京葉線で各駅停車の電車がどこかの駅でオーバーランしたり、快速だと勘違いして通過してしまったという出来事が頻繁に起こっている。

他の路線の場合、オーバーランや停車駅の誤通過がニュースになるほど起こることはかなり稀である。停車位置修正などがあるのは確かであるが、乗客やダイヤに大きな影響を与えるほどの出来事が起こるのは圧倒的に京葉線が多い。

オーバーランに関しては、雨や雪の日の線路がすべりやすい場合には起こりうることである。ブレーキの利きが低下することにより、ホームの正確な停車位置に止まることが難しくなるためである。

しかし、京葉線に限っては天候的な理由もない日に起こる。晴れの日でブレーキの利きが良好なときであってもミスが起きる。

変わらない景色?

京葉線の景色

京葉線の線路の大部分は首都高速湾岸線と東京湾の海岸の間を通っている。
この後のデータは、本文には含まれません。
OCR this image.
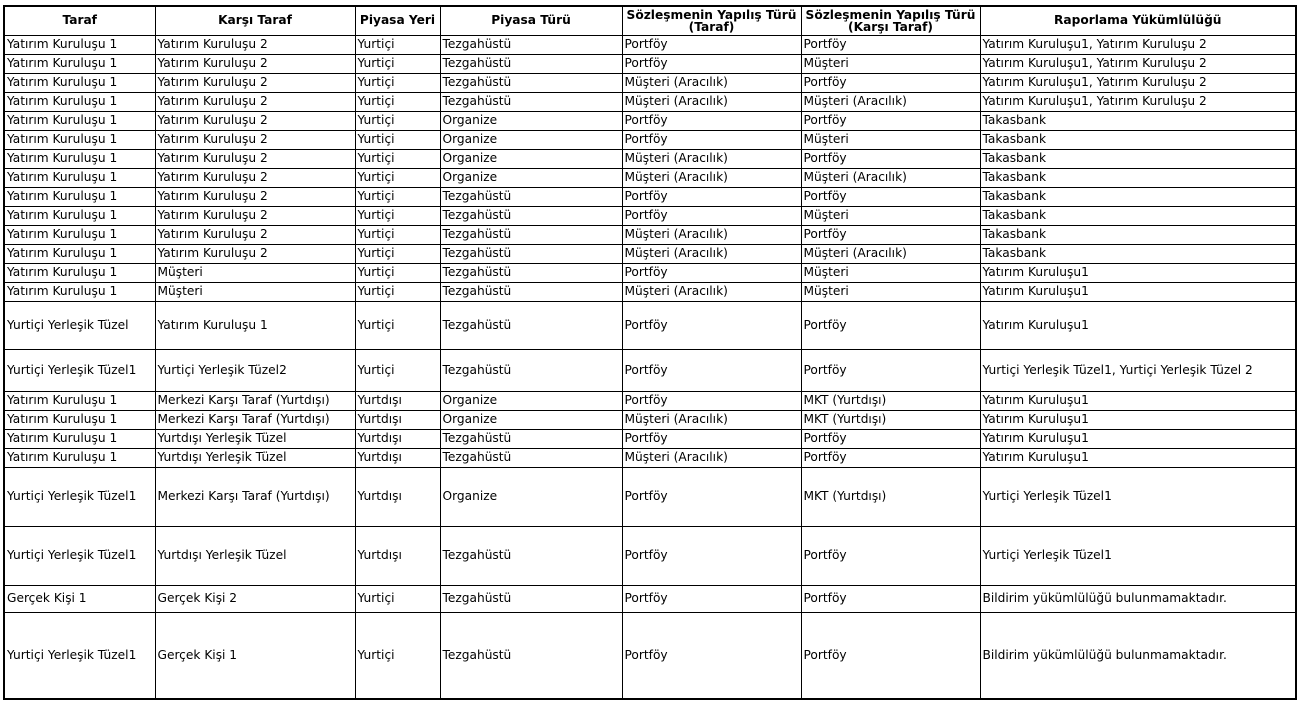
Taraf	Karşı Taraf	Piyasa Yeri	Piyasa Türü	Sözleşmenin Yapılış Türü (Taraf)	Sözleşmenin Yapılış Türü (Karşı Taraf)	Raporlama Yükümlülüğü
Yatırım Kuruluşu 1	Yatırım Kuruluşu 2	Yurtiçi	Tezgahüstü	Portföy	Portföy	Yatırım Kuruluşu1, Yatırım Kuruluşu 2
Yatırım Kuruluşu 1	Yatırım Kuruluşu 2	Yurtiçi	Tezgahüstü	Portföy	Müşteri	Yatırım Kuruluşu1, Yatırım Kuruluşu 2
Yatırım Kuruluşu 1	Yatırım Kuruluşu 2	Yurtiçi	Tezgahüstü	Müşteri (Aracılık)	Portföy	Yatırım Kuruluşu1, Yatırım Kuruluşu 2
Yatırım Kuruluşu 1	Yatırım Kuruluşu 2	Yurtiçi	Tezgahüstü	Müşteri (Aracılık)	Müşteri (Aracılık)	Yatırım Kuruluşu1, Yatırım Kuruluşu 2
Yatırım Kuruluşu 1	Yatırım Kuruluşu 2	Yurtiçi	Organize	Portföy	Portföy	Takasbank
Yatırım Kuruluşu 1	Yatırım Kuruluşu 2	Yurtiçi	Organize	Portföy	Müşteri	Takasbank
Yatırım Kuruluşu 1	Yatırım Kuruluşu 2	Yurtiçi	Organize	Müşteri (Aracılık)	Portföy	Takasbank
Yatırım Kuruluşu 1	Yatırım Kuruluşu 2	Yurtiçi	Organize	Müşteri (Aracılık)	Müşteri (Aracılık)	Takasbank
Yatırım Kuruluşu 1	Yatırım Kuruluşu 2	Yurtiçi	Tezgahüstü	Portföy	Portföy	Takasbank
Yatırım Kuruluşu 1	Yatırım Kuruluşu 2	Yurtiçi	Tezgahüstü	Portföy	Müşteri	Takasbank
Yatırım Kuruluşu 1	Yatırım Kuruluşu 2	Yurtiçi	Tezgahüstü	Müşteri (Aracılık)	Portföy	Takasbank
Yatırım Kuruluşu 1	Yatırım Kuruluşu 2	Yurtiçi	Tezgahüstü	Müşteri (Aracılık)	Müşteri (Aracılık)	Takasbank
Yatırım Kuruluşu 1	Müşteri	Yurtiçi	Tezgahüstü	Portföy	Müşteri	Yatırım Kuruluşu1
Yatırım Kuruluşu 1	Müşteri	Yurtiçi	Tezgahüstü	Müşteri (Aracılık)	Müşteri	Yatırım Kuruluşu1
Yurtiçi Yerleşik Tüzel	Yatırım Kuruluşu 1	Yurtiçi	Tezgahüstü	Portföy	Portföy	Yatırım Kuruluşu1
Yurtiçi Yerleşik Tüzel1	Yurtiçi Yerleşik Tüzel2	Yurtiçi	Tezgahüstü	Portföy	Portföy	Yurtiçi Yerleşik Tüzel1, Yurtiçi Yerleşik Tüzel 2
Yatırım Kuruluşu 1	Merkezi Karşı Taraf (Yurtdışı)	Yurtdışı	Organize	Portföy	MKT (Yurtdışı)	Yatırım Kuruluşu1
Yatırım Kuruluşu 1	Merkezi Karşı Taraf (Yurtdışı)	Yurtdışı	Organize	Müşteri (Aracılık)	MKT (Yurtdışı)	Yatırım Kuruluşu1
Yatırım Kuruluşu 1	Yurtdışı Yerleşik Tüzel	Yurtdışı	Tezgahüstü	Portföy	Portföy	Yatırım Kuruluşu1
Yatırım Kuruluşu 1	Yurtdışı Yerleşik Tüzel	Yurtdışı	Tezgahüstü	Müşteri (Aracılık)	Portföy	Yatırım Kuruluşu1
Yurtiçi Yerleşik Tüzel1	Merkezi Karşı Taraf (Yurtdışı)	Yurtdışı	Organize	Portföy	MKT (Yurtdışı)	Yurtiçi Yerleşik Tüzel1
Yurtiçi Yerleşik Tüzel1	Yurtdışı Yerleşik Tüzel	Yurtdışı	Tezgahüstü	Portföy	Portföy	Yurtiçi Yerleşik Tüzel1
Gerçek Kişi 1	Gerçek Kişi 2	Yurtiçi	Tezgahüstü	Portföy	Portföy	Bildirim yükümlülüğü bulunmamaktadır.
Yurtiçi Yerleşik Tüzel1	Gerçek Kişi 1	Yurtiçi	Tezgahüstü	Portföy	Portföy	Bildirim yükümlülüğü bulunmamaktadır.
この風景はほとんど変わらない。

つまり、運転中に視界に入ってくる景色に変化が少ないといえる。視界に入ってくるものが同じ状態が続いてしまうと、どうしても眠気を感じたり、ぼおっとするような状態になちやすい。これが停車駅に近づいたときでも続いてしまうと、本来は止まるところを通り過ぎてしまう結果に陥る原因となる。

他の路線の場合、線路沿いの建物が変化したり、踏切があったり、緑地や田畑が出現したりする。一方の京葉線は、線路沿いは首都高速湾岸線と海岸しかない。建物についても、陸側はふつうの特徴もない住宅、海側は企業の倉庫・物流拠点がほとんどである。

さらに、高架区間がほとんどであるため、線路上の障害物への注意もおろそかになりやすい環境となっている。地上を走る路線の場合は、線路上に人や動物が入ってくる可能性があるため、前方への注意が向く。高架上ではこういった出来事が起こりにくい。

こうした京葉線ならではの特徴が、本来停車するべきの駅を誤って通過してしまったり、オーバーランしてしまう理由といえるのではないだろうか。